The patch appears to have stabilized the system. No panic yet with workloads similar to those that trigger panics in stock 12.0 kernels. If it holds up for a few more days, I'll declare victory.
For reference, the patch is here: https://people.freebsd.org/~markj/patches/stable_12_epoch.diff Written by HPS, it fixes the same problem as r340413 but without breaking the KBI. IMO we should commit it directly to stable/12.
Trimming CCs.
My system continues to be stable, and perform well. This ticket may not need to stay open, unless that's useful to ensure that the patch gets merged into 12.0.
A commit references this bug: Author: markj Date: Mon Apr 1 14:19:10 UTC 2019 New revision: 345764 URL: https://svnweb.freebsd.org/changeset/base/345764 Log: Fix if_(m)addr_rlock(). The use of a per-ifnet epoch context meant that these KPIs were not reentrant. This was fixed in head in r340413, but the change cannot be MFCed because it breaks the KBI by modifying struct thread. This is a direct commit to stable/12 which uses a per-CPU mutex to fix the problem without changing the KBI. PR: 236846 Submitted by: hselasky Reported and tested by: Viktor Dukhovni <ietf-dane@dukhovni.org> Reviewed by: hselasky (previous version) Differential Revision: https://reviews.freebsd.org/D19764 Changes: stable/12/sys/net/if.c stable/12/sys/net/if_var.h
(In reply to Viktor Dukhovni from comment #6) The change is now in stable/12. I'll keep the bug report open until we get this into 12.0.

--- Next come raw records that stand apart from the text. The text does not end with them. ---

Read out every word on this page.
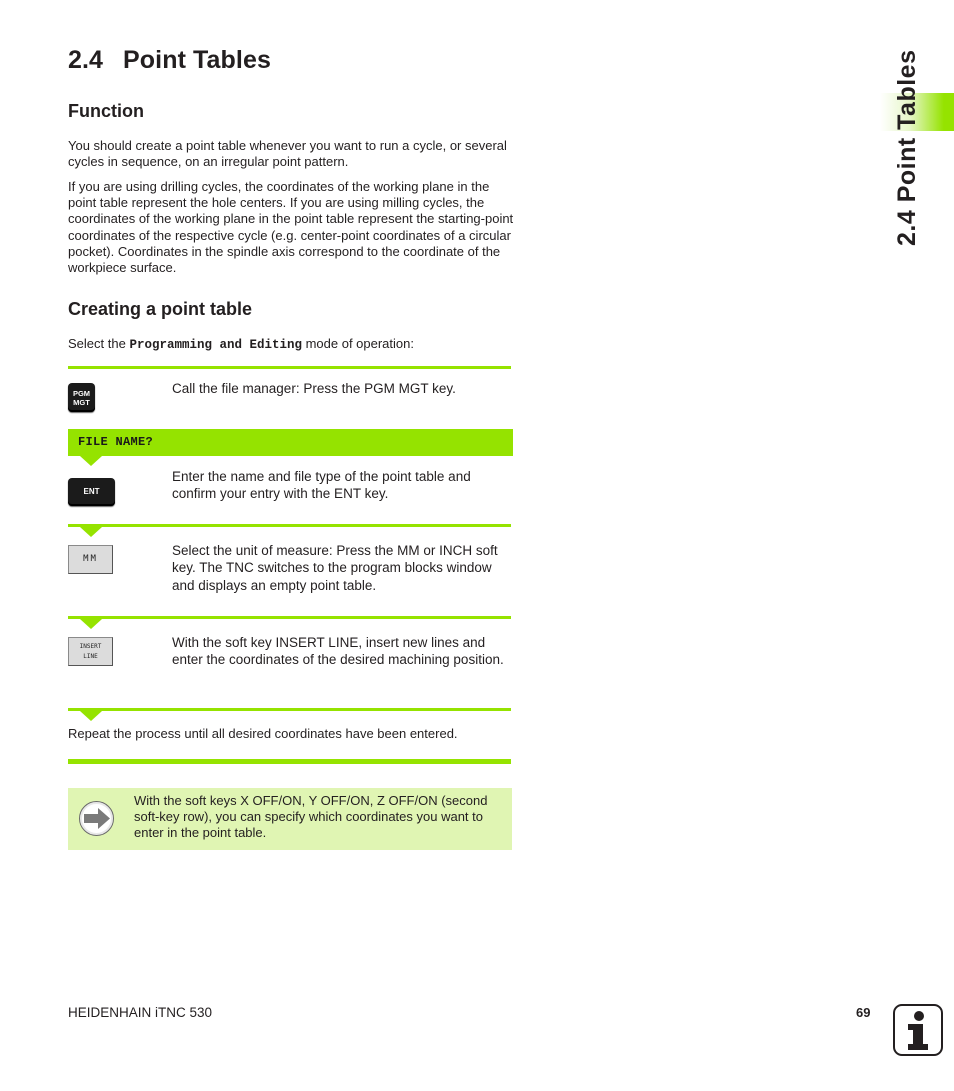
2.4 Point Tables
Function

You should create a point table whenever you want to run a cycle, or several cycles in sequence, on an irregular point pattern.

If you are using drilling cycles, the coordinates of the working plane in the point table represent the hole centers. If you are using milling cycles, the coordinates of the working plane in the point table represent the starting-point coordinates of the respective cycle (e.g. center-point coordinates of a circular pocket). Coordinates in the spindle axis correspond to the coordinate of the workpiece surface.

Creating a point table

Select the Programming and Editing mode of operation:

PGM
MGT
Call the file manager: Press the PGM MGT key.
FILE NAME?
ENT
Enter the name and file type of the point table and confirm your entry with the ENT key.
MM
Select the unit of measure: Press the MM or INCH soft key. The TNC switches to the program blocks window and displays an empty point table.
INSERT
LINE
With the soft key INSERT LINE, insert new lines and enter the coordinates of the desired machining position.

Repeat the process until all desired coordinates have been entered.

With the soft keys X OFF/ON, Y OFF/ON, Z OFF/ON (second soft-key row), you can specify which coordinates you want to enter in the point table.
2.4 Point Tables
HEIDENHAIN iTNC 530	69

This is now fixed in 12.0 with an EN: https://svnweb.freebsd.org/changeset/base/349198
Quick question, if I may, I am new to FreeBSD and not familiar with what an "EN" is. What do I need to do to deploy the "EN" code? Is that available now, when 12.1 ships, or at some intermediate checkpoint? Or is the idea that I switch by svn src from "stable" back to the releng branch and build that?
(In reply to Viktor Dukhovni from comment #10) Your next action depends on the version of -stable you are running. The fix for stable was in r345764. If you are after that version, you're fine. If you run stable from before that version, upgrade to the latest -stable.

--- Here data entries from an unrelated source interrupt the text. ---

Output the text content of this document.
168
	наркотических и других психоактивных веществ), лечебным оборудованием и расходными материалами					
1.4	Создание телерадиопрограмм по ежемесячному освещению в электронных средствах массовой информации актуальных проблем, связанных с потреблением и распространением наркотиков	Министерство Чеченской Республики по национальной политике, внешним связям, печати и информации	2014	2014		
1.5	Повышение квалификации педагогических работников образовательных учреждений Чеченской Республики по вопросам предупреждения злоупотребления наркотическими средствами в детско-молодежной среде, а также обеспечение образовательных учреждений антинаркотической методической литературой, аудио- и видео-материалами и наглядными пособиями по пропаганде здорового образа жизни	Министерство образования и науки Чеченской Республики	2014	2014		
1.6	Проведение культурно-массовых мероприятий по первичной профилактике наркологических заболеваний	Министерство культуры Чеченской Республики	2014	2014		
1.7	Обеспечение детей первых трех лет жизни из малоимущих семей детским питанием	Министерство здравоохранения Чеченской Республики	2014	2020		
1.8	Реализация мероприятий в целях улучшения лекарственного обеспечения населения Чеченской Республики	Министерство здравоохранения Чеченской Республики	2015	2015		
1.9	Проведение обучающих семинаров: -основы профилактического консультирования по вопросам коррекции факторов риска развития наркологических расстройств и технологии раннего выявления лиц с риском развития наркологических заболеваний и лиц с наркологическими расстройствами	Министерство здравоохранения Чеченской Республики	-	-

(In reply to Viktor Dukhovni from comment #10) It is available as a binary patch for 12.0, via freebsd-update. I should have linked to the errata advisory instead, which provides instructions for updating: https://www.freebsd.org/security/advisories/FreeBSD-EN-19:11.net.asc
Thanks! Yes, that link makes it all clear. I would prefer to switch back to releng and use freebsd-update, so I may do that soon. Do you know whether the stf "tentative" fix is also in "releng"? Or is that still only in stable? r346434 | markj | 2019-04-20 07:01:47 -0400 (Sat, 20 Apr 2019) | 3 lines MFC r345739: Do not perform DAD on stf(4) interfaces.
(In reply to Viktor Dukhovni from comment #13) That is only available in stable. It doesn't really qualify for an EN given its relative severity and the fact that it does not appear to be a regression. It will be included with 12.1, which is due to be released at the beginning of November.